Advisory regarding Non-Standard
Measures
The terms ‘‘EBITDAS’’ and “Adjusted EBITDAS”
(collectively, the ‘‘Non-standard measures’’) are financial
measures used in this press release that are not standard measures
under IFRS. ClearStream’s method of calculating Non-Standard
Measures may differ from the methods used by other issuers.
Therefore, ClearStream’s Non-Standard Measures, as presented may
not be comparable to similar measures presented by other
issuers.
EBITDAS refers to net earnings determined in
accordance with IFRS, before depreciation and amortization,
interest expense, income tax expense (recovery), share-based
compensation, and other long-term incentive plans. EBITDAS is used
by management and the directors of ClearStream as well as many
investors to determine the ability of an issuer to generate cash
from operations. Management also uses EBITDAS to monitor the
performance of ClearStream’s reportable segments and believes that
in addition to net income or loss and cash provided by operating
activities, EBITDAS is a useful supplemental measure from which to
determine ClearStream’s ability to generate cash available for debt
service, working capital, capital expenditures and income taxes.

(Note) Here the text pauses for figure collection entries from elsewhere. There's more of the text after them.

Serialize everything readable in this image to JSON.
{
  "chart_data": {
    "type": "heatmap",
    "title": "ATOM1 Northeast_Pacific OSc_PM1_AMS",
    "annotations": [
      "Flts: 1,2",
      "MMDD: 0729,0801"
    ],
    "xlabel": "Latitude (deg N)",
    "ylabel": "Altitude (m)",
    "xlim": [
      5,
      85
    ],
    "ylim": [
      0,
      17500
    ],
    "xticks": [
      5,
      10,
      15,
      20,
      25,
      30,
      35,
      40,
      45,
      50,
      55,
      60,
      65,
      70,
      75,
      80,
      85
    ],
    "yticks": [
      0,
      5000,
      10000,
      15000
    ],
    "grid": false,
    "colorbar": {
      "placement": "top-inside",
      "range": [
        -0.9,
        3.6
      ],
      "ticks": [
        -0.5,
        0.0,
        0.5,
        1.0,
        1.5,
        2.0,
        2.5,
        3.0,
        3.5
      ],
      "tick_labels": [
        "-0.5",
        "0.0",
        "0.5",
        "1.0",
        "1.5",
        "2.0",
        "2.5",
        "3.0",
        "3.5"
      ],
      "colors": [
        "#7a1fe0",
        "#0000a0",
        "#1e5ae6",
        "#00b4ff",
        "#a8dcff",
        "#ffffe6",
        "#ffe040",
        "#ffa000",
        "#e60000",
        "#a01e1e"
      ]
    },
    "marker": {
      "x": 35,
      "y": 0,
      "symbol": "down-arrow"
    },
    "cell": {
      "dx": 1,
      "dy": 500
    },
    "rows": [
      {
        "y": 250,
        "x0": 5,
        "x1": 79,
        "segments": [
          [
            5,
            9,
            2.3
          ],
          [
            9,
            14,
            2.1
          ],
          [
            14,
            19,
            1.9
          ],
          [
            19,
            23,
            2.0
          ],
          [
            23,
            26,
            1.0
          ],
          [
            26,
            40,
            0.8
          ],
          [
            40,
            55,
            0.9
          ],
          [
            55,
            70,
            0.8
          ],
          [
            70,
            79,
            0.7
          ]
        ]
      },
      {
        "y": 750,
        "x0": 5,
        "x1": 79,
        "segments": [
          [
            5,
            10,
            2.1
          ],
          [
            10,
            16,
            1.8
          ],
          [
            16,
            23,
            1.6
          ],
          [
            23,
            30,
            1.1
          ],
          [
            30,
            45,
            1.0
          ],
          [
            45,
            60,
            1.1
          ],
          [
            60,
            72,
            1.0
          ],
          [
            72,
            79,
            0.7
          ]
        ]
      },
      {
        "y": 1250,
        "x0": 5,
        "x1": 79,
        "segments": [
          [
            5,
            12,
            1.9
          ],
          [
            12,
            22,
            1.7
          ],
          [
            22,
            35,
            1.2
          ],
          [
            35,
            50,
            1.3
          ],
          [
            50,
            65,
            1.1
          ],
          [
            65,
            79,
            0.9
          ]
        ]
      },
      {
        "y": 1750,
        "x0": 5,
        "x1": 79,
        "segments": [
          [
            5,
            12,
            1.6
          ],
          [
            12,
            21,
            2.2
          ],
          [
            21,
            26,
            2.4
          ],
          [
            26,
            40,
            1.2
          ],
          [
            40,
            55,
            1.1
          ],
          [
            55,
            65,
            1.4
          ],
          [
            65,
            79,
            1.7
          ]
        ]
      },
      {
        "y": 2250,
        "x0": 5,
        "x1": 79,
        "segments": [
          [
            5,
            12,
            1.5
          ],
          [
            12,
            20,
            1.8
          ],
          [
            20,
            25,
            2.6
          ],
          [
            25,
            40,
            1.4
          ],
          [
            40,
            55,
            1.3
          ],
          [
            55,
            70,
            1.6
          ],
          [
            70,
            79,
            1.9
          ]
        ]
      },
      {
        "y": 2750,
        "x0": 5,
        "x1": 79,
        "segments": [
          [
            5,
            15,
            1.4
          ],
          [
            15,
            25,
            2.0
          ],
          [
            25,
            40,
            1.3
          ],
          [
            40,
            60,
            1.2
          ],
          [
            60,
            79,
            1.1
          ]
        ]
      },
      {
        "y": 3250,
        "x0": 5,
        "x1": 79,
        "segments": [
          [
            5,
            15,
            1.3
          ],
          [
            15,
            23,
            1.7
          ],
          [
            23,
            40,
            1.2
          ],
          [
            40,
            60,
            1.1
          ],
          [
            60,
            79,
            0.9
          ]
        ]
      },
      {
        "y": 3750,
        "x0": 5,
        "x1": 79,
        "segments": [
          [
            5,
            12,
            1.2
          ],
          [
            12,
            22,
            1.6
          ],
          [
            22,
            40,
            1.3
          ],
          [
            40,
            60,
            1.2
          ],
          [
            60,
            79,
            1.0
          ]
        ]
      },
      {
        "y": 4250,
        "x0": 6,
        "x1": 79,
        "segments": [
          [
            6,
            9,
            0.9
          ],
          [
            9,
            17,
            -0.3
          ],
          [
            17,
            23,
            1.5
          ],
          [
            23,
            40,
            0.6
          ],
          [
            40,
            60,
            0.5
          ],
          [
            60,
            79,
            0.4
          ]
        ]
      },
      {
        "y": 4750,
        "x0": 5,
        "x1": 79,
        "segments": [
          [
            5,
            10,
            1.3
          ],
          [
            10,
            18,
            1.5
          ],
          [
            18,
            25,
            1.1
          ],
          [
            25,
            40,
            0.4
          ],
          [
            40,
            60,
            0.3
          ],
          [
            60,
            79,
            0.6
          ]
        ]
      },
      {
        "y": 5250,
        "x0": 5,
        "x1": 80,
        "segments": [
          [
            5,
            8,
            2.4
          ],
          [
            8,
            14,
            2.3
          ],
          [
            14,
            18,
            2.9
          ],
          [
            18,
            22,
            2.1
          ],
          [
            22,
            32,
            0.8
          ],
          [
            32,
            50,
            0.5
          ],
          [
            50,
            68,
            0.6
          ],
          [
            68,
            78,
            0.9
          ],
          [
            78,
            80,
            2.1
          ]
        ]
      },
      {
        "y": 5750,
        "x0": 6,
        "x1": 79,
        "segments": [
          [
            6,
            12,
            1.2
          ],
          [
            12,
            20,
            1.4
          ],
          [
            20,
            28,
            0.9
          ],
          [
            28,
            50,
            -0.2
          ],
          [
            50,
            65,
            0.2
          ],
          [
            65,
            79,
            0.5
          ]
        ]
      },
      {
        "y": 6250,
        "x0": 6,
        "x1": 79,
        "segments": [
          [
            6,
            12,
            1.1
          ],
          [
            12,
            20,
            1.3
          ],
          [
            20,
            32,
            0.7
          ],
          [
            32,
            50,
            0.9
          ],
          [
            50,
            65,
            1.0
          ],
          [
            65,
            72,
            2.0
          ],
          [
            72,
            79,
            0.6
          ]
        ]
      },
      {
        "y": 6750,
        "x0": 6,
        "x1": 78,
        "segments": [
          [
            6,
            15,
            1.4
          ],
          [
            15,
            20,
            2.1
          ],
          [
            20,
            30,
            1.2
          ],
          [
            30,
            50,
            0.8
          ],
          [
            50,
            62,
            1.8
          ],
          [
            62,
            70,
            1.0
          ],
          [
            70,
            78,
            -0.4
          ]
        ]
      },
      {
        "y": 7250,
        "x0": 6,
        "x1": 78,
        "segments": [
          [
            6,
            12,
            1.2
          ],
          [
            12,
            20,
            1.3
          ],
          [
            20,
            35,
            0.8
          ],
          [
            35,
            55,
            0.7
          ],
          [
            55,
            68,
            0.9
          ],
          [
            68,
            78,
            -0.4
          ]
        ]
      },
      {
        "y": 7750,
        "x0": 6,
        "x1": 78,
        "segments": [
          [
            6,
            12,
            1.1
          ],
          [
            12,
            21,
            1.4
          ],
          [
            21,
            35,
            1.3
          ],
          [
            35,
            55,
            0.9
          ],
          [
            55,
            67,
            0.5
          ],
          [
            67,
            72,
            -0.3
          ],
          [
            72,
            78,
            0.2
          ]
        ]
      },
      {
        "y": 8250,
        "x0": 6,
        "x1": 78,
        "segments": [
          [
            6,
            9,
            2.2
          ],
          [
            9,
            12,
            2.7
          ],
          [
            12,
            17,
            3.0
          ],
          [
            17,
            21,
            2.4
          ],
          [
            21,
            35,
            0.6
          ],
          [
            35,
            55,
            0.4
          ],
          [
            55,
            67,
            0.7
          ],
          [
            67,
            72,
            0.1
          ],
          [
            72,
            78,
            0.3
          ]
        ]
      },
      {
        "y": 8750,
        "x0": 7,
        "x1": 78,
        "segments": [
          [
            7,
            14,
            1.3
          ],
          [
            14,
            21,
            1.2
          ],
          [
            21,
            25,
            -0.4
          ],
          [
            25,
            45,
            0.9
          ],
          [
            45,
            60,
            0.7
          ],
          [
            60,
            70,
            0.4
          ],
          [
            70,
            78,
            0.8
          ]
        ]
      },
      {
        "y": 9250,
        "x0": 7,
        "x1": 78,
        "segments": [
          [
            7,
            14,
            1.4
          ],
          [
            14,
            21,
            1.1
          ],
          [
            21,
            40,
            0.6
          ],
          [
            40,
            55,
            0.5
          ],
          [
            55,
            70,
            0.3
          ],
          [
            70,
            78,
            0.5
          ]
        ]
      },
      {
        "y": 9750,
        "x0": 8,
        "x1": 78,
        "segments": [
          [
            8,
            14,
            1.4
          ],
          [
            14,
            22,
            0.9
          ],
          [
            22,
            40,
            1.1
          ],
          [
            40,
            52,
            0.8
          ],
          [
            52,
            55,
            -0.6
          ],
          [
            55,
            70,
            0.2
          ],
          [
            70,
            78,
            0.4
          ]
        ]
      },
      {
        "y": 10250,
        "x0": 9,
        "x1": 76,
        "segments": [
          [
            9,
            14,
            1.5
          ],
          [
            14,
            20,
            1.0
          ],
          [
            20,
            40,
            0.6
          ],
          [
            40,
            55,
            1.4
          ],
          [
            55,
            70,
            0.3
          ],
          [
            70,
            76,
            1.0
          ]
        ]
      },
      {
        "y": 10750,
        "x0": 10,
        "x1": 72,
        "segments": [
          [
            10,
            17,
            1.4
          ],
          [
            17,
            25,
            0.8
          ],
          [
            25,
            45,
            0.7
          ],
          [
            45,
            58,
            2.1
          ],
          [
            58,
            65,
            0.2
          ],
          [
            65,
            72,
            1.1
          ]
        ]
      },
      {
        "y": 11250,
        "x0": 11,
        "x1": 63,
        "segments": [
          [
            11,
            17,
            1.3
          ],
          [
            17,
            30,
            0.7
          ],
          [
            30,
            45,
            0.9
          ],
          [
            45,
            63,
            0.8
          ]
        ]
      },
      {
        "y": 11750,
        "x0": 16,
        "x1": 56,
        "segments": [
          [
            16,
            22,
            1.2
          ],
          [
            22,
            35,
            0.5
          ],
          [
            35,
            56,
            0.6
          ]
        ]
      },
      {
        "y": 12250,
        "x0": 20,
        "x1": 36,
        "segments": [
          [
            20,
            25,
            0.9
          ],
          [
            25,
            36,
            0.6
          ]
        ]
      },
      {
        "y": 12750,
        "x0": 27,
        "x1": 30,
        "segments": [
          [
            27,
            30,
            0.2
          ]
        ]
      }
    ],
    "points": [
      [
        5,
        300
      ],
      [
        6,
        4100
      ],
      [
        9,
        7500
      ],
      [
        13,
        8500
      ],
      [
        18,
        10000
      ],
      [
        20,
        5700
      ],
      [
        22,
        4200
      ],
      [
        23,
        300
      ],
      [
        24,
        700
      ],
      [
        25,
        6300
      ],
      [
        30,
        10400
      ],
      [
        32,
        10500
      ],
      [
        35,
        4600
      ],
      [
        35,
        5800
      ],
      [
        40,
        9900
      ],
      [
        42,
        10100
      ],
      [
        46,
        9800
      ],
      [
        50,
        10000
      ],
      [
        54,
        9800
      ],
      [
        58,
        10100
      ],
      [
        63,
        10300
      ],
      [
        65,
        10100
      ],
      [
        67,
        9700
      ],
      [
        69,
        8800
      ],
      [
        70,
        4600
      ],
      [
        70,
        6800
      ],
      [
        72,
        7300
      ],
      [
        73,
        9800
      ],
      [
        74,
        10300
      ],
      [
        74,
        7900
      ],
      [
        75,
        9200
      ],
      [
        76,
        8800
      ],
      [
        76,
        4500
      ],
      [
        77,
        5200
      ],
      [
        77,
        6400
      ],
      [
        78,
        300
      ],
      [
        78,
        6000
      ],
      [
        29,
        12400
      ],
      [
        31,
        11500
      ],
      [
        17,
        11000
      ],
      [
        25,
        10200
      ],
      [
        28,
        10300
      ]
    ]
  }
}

ClearStream has provided a reconciliation of income (loss) from
continuing operations to EBITDAS in its management's discussion and
analysis of the operating and financial results for the three and
six months ended June 30, 2021.
Adjusted EBITDAS refers to EBITDAS excluding the
gain on sale of assets held for sale, impairment of goodwill and
intangible assets, restructuring costs, gain on sale of property,
plant and equipment, recovery of contingent consideration
liability, other loss, one time incurred expenses, impairment of
right-of-use assets, bargain purchase gain, gain on remeasurement
of right-of-use assets, and government subsidies. ClearStream has
used Adjusted EBITDAS as the basis for the analysis of its past
operating financial performance. Adjusted EBITDAS is used by
ClearStream and management believes it is a useful supplemental
measure from which to determine ClearStream’s ability to generate
cash available for debt service, working capital, capital
expenditures, and income taxes. Adjusted EBITDAS is a measure that
management believes facilitates the comparability of the results of
historical periods and the analysis of its operating financial
performance which may be useful to investors. ClearStream has
provided a reconciliation of income (loss) from continuing
operations to Adjusted EBITDAS in its management's discussion and
analysis of the operating and financial results for the three and
six months ended June 30, 2021.
Investors are cautioned that the Non-Standard
Measures are not alternatives to measures under IFRS and should
not, on their own, be construed as an indicator of performance or
cash flows, a measure of liquidity or as a measure of actual return
on the shares. These Non-Standard Measures should only be used with
reference to ClearStream’s consolidated interim and annual
financial statements available on SEDAR at www.sedar.com or on
ClearStream’s website at www.clearstreamenergy.ca.